Luftsprünge mit dem Fahrrad

Neunburg vorm Wald
26.07.2019 - 11:52 Uhr

Eine Rampe sorgt für Schwung. Das Fahrrad hebt ab und gestattet eine winzige Zeitspanne für Akrobatik. Die Dirt-Biker wissen das zu nutzen – und die Stadt Neunburg sorgt jetzt für das weit und breit beste Trainingsgelände.

Nichts für Anfänger: Dirt-Bike-Fahrer oder "Rider" wie Marco Vetter (Bild) steuern auf spektakuläre Saltos hin und brauchen dafür ein entsprechendes Gelände. Für den in Neunburg geplanten Dirt-Bike-Park wollen sie auch selbst mit anpacken.

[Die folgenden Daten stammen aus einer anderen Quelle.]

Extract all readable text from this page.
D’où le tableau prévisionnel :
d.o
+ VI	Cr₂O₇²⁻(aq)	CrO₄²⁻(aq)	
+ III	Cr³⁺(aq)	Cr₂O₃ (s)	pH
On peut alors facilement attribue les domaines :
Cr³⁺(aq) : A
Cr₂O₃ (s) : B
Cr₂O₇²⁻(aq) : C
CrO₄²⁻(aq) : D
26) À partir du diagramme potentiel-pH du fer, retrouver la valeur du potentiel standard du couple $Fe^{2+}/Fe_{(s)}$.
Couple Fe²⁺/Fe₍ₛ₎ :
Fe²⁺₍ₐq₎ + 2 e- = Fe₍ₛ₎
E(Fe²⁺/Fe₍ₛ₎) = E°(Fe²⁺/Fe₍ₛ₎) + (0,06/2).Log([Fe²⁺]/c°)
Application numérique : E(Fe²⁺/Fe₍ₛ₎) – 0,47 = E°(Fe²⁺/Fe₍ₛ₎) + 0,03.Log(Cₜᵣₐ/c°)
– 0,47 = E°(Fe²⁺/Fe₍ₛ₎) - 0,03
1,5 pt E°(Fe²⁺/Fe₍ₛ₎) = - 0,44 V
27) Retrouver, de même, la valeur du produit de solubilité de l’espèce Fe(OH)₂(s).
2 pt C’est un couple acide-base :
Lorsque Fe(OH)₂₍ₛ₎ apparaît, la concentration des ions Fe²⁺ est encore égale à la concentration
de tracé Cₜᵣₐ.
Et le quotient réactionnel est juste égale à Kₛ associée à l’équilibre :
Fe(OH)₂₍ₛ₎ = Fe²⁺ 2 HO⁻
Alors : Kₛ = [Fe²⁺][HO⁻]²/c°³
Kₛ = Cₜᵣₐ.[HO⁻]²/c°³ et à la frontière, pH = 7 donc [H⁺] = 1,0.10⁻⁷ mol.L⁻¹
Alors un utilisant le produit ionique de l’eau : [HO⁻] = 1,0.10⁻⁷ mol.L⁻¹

"Das dürfte die größte Anlage dieser Art in der Oberpfalz werden", sagt Bürgermeister Martin Birner und lässt beim Pressetermin mit Oberpfalz-Medien seinen Blick über die Erdmassen schweifen, die zwischen Rötzerbach und Schwarzach lagern. Auf einer Fläche von rund 7000 Quadratmetern soll hier ein Gelände geschaffen werden, das mehr als nur eine anspruchsvolle Abfahrt mit dem Mountainbike ermöglicht. Denn mit speziellen Rädern, sogenannten Dirt Bikes, eröffnen sich neue Möglichkeiten, die über bremsen, lenken und in die Pedale treten hinaus gehen. Luftsprünge sind angesagt, Kunststücke und Tricks bis hin zu Akrobatik.

Sogar freihändig

Marco Vetter und die Brüder Simon und Markus Gerhard haben so ein Rad mitgebracht, auch wenn das Übungsgelände dafür erst noch im Entstehen ist. "Das Rad hat eine etwas andere Geometrie und ist aufs Nötigste reduziert, dafür kann sich auch der Lenker um 360 Grad drehen, für Kabel ist da kein Platz", berichten die drei Dirt-Biker, die sich ihre Tricks größtenteils in Eigenregie beigebracht haben. Wenn es um die spektakulären Sprünge geht, wird in englischer Sprache kommuniziert: Backflip (Rückwärts-Salto), Whip (Peitsche) oder Tabletop (Tischfläche) heißen die Formationen. Bei letzterer kommt der Name daher, weil das Rad in der Luft in eine Position wie ein Tisch gebracht wird. Marco Vetters Passion gehört allerdings dem "Suicide No Hander", bei dem das Lenkrad in der Luft losgelassen wird und nur die Knie den Sattel festhalten.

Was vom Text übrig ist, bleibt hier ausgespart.